Background

Lung cancer is the leading cause of cancer-related mortality in China [1, 2]. Percutaneous lung biopsy (PTLB) is an important method for obtaining histological samples for the pathological diagnosis of lung lesions [3]. Pneumothorax is the most common complication of computed tomography (CT)-guided percutaneous lung biopsy [4]. Approximately 15.0% of patients develop pneumothorax, and approximately 6.6% require chest tube insertion [5]. The occurrence of these complications is influenced by various factors, including lesion location and size, underlying lung condition, needle diameter, length traversed by the biopsy needle through the lung parenchyma, and operator experience [6,7,8]. Emphysema is markedly associated with the incidence of pneumothorax after PTLB [9], and the incidence rates of pneumothorax and chest tube placement after PTLB are substantially higher in patients with emphysema than in those without emphysema (41.1% vs. 24.3%) and (27.2% vs. 8.8%, respectively). Tract embolization has been recommended as a preventive measure for pneumothorax according to relevant guidelines [10]. Current methods to prevent PTLB-induced pneumothorax include injection of autologous blood patches [11,12,13,14], NaCl 0.9% solution [15], hydrogel plugs [16, 17], and gelatin sponge particle slurry [18,19,20,21].
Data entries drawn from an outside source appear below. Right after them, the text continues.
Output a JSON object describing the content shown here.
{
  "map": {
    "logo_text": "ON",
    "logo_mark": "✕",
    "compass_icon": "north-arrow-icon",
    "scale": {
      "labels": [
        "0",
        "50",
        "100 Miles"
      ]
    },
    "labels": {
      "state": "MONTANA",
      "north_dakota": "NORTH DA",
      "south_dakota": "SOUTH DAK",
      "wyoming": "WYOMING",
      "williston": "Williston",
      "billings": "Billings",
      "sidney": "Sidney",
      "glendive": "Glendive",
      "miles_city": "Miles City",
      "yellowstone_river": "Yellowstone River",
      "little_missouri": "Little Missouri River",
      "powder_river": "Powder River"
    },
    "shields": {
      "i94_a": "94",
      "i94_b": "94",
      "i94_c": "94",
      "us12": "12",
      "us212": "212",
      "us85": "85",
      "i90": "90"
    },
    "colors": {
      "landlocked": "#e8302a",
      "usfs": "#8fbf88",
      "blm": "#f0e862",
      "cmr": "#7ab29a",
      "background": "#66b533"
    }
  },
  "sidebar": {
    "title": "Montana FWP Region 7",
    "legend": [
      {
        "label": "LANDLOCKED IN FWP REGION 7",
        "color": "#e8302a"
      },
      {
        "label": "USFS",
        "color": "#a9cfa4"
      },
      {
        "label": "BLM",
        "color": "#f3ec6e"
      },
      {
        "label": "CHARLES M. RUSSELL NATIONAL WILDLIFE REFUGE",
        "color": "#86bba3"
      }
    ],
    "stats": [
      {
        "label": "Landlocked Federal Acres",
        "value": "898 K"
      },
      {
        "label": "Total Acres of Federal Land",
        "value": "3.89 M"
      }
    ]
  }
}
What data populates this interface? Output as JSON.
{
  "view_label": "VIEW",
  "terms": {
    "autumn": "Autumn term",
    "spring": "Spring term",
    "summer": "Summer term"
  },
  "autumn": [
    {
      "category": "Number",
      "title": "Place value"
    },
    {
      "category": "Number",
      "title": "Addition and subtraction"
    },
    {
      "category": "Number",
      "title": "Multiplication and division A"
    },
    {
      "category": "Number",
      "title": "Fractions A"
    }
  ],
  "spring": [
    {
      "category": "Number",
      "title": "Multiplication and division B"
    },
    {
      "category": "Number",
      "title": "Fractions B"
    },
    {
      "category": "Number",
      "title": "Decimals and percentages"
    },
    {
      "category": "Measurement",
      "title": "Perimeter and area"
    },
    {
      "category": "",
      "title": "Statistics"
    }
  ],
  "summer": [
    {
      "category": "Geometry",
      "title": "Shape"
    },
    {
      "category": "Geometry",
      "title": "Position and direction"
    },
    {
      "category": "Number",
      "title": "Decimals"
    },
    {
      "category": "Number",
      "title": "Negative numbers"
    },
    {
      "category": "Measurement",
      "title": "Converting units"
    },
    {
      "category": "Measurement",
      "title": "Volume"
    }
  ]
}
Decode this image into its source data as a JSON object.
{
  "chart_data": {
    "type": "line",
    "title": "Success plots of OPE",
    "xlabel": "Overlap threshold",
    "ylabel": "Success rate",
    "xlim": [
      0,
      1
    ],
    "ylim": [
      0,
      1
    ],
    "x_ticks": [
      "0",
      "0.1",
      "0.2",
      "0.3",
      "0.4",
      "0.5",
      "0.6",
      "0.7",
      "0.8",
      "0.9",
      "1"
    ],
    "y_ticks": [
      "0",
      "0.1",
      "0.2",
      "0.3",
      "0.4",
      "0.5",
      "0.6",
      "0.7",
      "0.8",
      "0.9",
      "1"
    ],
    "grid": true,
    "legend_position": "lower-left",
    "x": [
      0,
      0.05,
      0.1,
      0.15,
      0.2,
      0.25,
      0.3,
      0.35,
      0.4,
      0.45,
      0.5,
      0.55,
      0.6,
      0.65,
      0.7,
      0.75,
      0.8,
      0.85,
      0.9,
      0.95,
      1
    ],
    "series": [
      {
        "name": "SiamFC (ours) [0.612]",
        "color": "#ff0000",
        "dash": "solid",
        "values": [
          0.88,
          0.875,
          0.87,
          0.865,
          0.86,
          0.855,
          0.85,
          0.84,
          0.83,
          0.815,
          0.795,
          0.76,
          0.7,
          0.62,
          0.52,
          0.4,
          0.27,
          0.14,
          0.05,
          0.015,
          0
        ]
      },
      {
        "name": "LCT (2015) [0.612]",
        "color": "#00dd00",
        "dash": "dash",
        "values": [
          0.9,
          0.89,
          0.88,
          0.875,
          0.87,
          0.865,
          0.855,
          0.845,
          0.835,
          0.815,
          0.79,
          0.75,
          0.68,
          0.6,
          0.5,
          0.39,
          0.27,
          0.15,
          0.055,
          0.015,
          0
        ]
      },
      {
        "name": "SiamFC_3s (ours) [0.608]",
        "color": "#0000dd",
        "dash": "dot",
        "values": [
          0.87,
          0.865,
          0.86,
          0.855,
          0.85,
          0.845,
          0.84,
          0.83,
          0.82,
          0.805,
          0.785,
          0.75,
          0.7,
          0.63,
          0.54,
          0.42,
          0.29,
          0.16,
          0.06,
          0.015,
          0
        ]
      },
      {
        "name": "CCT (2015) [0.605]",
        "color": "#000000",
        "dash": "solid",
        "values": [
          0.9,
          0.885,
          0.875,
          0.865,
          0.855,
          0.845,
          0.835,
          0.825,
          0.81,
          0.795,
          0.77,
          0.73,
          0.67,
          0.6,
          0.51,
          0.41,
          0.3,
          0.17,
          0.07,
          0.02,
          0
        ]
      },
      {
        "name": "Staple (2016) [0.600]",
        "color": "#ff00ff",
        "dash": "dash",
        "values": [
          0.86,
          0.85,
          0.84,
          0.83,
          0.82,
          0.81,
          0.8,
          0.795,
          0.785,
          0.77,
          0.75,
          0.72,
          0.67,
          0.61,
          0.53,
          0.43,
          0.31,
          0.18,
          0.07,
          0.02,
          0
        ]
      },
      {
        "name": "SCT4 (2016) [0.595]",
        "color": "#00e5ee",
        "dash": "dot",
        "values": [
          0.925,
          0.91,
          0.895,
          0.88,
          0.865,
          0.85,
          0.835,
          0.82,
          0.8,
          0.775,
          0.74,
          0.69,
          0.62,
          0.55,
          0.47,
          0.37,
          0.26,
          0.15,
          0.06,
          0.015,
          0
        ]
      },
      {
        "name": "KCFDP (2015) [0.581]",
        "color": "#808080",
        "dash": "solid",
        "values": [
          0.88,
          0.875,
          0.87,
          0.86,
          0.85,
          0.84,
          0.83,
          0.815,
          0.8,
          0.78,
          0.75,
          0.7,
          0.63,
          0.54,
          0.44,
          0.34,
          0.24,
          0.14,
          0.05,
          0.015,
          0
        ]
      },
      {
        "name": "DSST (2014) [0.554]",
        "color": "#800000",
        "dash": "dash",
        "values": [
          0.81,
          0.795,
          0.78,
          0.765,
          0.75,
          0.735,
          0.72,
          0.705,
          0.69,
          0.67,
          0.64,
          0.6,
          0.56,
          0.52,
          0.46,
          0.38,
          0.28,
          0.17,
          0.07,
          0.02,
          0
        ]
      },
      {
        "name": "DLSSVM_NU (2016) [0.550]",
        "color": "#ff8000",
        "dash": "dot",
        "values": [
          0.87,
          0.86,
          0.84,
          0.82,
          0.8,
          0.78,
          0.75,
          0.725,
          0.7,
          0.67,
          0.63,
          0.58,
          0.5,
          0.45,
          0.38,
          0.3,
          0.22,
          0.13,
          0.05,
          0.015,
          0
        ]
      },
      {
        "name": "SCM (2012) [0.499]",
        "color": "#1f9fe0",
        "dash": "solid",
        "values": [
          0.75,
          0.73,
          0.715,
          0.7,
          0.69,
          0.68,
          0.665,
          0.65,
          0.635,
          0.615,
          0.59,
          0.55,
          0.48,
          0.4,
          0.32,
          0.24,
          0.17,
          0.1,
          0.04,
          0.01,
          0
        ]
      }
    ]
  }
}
As short-term embolization materials, gelatin sponge particles are non-antigenic, non-toxic, and absorbable. These particles have been used in surgery and vascular intervention for a long time. Gelatin sponge particles have been shown to effectively prevent the development of pneumothorax and chest tube placement by blocking the biopsy tract [18]. Although some studies have included patients with emphysema, the sample sizes were small, or the degree of emphysema was not graded. The efficacy of biopsy tract embolization in preventing PTLB-induced pneumothorax in patients with emphysema needs to be clarified. Therefore, in the current study, we aimed to evaluate the efficacy and safety of biopsy tract embolization using gelatin sponge particles to reduce PTLB-induced pneumothorax in patients with emphysema.

Materials and methods

Study population

This retrospective study was approved by our institutional review board and ethics committee (Approval number: 2,017,002). The requirement for informed consent was waived.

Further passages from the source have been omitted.